Dominican Republic Casino Owner’s Dream Turns Into a Hitman Nightmare Gone Haywire

Posted on: February 11, 2015, 12:37h. 

Last updated on: February 11, 2015, 01:36h.

Carbone brothers Dream casino hit gone wrong
Francesco (left) and Antonio Carbone, two former Dreamers who appear to be embroiled in the strangest casino Mob caper since Get Shorty. (Image: cbc.ca)

It started out as a casino Dream, but spiraled into something out of an old Las Vegas Mob flick. In fact, someone is probably securing the rights to this unusual and lurid story as we speak.

Canadian casino owner Antonio Carbone has been arrested in the Dominican Republic on suspicion of attempted murder.

Carbone, 40, one of the owners of the Dream Casino Corporation chain of casinos, is accused of ordering the death of lawyer Fernando Arturo Baez Guerrero, in what appears to be a bizarre assassination attempt.

The attack seems to have been the culmination of an even more bizarre set of circumstances involving an octogenarian billionaire philanthropist, the Canadian Mafia, and a misplaced $100 million. It’s also got a more convoluted plot than Get Shorty, so pay attention.

Carbone and his brother, Francesco, of unknown whereabouts, are accused by prosecutors of hiring two unidentified accomplices to throw an incendiary device into Baez’s car.

It’s alleged that the brothers took the men to Baez’s house in the Cacicazgos neighborhood of Santo Domingo, where they identified the car before detonating the device.

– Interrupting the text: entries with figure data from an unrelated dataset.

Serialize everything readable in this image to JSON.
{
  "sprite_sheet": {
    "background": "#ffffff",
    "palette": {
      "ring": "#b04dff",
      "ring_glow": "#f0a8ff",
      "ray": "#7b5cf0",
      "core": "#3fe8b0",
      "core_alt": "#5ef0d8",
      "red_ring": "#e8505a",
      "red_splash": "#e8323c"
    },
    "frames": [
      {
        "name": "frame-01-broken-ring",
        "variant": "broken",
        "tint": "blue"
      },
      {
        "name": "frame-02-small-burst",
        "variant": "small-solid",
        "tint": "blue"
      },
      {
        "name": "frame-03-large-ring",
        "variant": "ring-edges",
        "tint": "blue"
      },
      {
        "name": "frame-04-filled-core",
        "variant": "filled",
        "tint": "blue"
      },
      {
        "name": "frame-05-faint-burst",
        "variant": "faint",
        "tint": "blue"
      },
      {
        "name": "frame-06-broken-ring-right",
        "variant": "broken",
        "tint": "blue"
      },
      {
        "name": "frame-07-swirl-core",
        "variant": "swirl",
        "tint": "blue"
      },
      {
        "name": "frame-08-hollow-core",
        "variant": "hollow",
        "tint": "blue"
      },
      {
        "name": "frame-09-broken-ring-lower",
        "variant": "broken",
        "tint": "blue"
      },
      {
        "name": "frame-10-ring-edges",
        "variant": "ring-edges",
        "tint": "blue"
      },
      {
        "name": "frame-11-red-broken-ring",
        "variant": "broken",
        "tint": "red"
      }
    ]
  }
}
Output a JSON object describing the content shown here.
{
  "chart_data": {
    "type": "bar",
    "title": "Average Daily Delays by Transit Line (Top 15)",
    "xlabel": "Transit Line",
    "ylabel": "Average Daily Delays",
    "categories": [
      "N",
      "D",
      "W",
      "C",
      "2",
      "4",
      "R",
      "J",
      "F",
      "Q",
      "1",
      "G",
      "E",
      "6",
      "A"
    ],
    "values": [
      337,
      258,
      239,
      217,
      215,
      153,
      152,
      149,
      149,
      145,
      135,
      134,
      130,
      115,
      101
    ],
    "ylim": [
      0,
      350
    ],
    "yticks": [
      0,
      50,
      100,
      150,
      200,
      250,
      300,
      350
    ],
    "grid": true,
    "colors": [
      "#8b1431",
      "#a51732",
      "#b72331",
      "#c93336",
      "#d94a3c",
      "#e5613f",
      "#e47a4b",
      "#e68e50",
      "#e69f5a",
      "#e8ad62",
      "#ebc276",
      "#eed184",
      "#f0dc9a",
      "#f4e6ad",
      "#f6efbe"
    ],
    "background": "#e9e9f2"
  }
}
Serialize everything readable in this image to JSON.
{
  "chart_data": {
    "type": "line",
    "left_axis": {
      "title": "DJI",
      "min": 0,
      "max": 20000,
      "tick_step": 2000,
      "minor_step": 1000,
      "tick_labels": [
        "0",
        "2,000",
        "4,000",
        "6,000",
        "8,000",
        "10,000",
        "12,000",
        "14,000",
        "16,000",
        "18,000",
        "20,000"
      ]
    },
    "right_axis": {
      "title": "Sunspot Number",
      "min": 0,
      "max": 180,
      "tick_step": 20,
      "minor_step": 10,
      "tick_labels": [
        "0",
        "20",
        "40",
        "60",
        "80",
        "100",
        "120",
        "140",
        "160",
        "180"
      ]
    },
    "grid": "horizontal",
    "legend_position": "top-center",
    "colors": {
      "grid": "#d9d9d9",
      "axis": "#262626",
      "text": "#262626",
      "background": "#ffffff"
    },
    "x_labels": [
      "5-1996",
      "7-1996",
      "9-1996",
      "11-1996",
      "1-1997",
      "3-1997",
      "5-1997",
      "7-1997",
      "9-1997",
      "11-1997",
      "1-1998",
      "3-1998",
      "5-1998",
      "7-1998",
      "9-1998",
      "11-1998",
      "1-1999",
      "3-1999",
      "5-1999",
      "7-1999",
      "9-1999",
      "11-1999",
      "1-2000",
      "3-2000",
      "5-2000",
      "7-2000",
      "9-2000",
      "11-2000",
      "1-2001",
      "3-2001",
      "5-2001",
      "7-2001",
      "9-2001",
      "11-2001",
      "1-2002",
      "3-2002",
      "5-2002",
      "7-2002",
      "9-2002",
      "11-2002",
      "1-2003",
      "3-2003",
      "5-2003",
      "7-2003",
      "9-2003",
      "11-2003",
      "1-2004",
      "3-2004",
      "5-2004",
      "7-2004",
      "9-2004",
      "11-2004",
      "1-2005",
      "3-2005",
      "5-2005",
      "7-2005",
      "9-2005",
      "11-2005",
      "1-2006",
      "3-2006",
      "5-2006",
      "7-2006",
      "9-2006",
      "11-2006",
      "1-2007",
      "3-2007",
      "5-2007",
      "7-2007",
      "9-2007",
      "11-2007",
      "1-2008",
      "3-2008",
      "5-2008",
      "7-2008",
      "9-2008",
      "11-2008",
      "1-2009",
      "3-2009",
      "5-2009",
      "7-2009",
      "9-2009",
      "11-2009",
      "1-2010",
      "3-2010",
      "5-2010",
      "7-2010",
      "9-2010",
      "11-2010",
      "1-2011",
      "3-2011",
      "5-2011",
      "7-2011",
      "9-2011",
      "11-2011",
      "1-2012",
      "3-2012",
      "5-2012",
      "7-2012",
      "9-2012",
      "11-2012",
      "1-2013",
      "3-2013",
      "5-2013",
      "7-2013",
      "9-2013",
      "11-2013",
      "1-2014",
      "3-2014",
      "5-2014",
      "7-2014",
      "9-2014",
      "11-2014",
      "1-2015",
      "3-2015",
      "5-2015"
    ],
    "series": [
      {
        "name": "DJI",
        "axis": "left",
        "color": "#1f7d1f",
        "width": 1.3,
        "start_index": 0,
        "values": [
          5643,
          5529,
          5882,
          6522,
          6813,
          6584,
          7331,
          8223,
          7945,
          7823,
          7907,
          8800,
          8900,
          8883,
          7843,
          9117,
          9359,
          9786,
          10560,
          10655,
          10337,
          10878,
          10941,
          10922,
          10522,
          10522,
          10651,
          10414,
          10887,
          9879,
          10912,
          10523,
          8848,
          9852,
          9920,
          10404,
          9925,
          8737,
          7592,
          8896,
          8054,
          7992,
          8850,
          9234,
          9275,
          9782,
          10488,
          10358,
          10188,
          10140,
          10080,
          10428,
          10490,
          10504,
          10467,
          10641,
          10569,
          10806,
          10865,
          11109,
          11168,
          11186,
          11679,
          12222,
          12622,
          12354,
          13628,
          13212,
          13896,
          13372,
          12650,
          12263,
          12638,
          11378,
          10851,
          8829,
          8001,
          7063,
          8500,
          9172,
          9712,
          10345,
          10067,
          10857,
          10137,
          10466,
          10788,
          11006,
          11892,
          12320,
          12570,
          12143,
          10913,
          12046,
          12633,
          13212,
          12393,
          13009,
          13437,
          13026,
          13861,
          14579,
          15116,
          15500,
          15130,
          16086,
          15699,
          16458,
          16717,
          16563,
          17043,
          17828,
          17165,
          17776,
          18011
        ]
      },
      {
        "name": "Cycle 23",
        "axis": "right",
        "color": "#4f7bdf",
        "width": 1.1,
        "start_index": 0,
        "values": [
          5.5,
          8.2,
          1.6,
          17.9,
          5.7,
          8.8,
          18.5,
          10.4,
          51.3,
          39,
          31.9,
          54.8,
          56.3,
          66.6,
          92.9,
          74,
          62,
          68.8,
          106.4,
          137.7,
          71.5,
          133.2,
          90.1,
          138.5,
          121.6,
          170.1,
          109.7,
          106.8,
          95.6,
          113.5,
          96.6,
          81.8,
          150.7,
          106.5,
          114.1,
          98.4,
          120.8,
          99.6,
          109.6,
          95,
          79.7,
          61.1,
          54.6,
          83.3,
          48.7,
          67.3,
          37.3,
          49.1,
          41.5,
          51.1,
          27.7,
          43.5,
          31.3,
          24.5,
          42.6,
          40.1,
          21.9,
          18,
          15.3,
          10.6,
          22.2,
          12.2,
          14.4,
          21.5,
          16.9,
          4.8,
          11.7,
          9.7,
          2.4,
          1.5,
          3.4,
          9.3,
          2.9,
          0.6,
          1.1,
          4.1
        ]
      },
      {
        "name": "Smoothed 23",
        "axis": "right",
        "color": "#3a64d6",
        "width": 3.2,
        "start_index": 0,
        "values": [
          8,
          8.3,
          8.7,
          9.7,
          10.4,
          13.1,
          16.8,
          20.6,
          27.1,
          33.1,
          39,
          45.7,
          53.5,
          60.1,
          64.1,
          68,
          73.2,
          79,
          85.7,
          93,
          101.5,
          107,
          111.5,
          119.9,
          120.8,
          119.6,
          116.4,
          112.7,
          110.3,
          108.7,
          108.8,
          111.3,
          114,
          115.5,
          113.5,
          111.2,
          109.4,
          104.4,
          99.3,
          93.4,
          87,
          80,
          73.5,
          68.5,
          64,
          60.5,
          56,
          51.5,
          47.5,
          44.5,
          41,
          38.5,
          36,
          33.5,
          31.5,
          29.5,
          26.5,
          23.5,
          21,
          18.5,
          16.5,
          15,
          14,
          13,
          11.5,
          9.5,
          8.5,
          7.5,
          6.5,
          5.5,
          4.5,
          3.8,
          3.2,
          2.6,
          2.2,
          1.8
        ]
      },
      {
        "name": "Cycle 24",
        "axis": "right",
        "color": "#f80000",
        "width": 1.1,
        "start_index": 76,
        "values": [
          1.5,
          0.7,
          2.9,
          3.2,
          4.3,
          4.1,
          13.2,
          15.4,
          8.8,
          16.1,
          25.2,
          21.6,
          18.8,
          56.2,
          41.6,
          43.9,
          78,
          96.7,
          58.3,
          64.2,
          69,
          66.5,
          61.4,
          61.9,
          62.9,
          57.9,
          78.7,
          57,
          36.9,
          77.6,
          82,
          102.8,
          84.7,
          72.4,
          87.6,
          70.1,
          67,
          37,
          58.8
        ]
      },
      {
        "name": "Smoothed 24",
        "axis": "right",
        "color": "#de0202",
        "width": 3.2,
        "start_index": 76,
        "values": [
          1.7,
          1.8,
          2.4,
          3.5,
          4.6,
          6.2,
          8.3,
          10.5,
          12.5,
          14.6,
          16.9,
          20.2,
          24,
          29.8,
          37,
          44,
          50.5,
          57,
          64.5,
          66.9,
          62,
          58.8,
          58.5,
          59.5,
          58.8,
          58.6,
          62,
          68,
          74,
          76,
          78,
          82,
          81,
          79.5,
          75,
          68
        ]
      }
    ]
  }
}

It might have been the perfect murder, had the perpetrators not overlooked one tiny detail: Baez was not in the car at the time.

Bad Dream

Baez, who has been in charge of administering the troubled casino chain during protracted legal battles over its ownership and alleged fraud, alerted police, and said he suspected the Carbones were behind the attack.

But wait, there’s more.

The brothers have been embroiled in a longstanding legal wrangle with Canadian billionaire philanthropist Michael DeGroote, who apparently loaned them $112 million to buy casinos in Santo Domingo. DeGroote believes the brothers defrauded him of $107.3 million, some 96 percent of the original loan.

Justice Frank Newbould, of the Ontario Superior Court, has said that DeGroote has “established a strong case in fraud and very serious breaches of agreement.” Meanwhile, the Carbones have countersued, accusing DeGroote of having Mafia ties, of being a predatory lender, and of making death threats.

Casino Gets Mobbed

However, one figure who does appear to have Mafia ties, according to Canada’s The Globe and Mail, is Andrew Pajak, the man who facilitated the meeting between DeGroote and the Carbones, and who is also a part owner of Dream.

In fact, Pajak has been described by one of the newspaper’s sources, who is himself a former investigator with the Toronto Police Department, as being “a mob associate of the first degree.”

And when Pajak began arguing with the Carbones over who owned which part of the business, Montreal mafia baron Vito Rizzuto suddenly turned up, apparently to fill the ensuing power vacuum. This was short-lived, however, as Rizzuto died unexpectedly of complications from lung cancer in December of 2013.

Murder for Hire

Later that year, Toronto police charged Antonio Carbone with conspiring to commit murder and threatening death, having been recorded plotting the death of Pajak by a convicted conman named Sasha Visser. Visser appears to have been attempting to play both sides off one another.

As part of bail conditions, Carbone was ordered to stay away from the Dream casinos, which he says “put a chilling effect in the business” and allowed “others,” presumably on Pajak’s orders, to attempt to wrestle control of the casinos.

Currently, some of the Dream casino properties remain shuttered, while others are being managed by court-appointed administrators. It is not known whether Baez is one such administrator or a business associate of the Carbones.

Antonio Carbone maintains his innocence.

Caution suggested before becoming his lead counsel.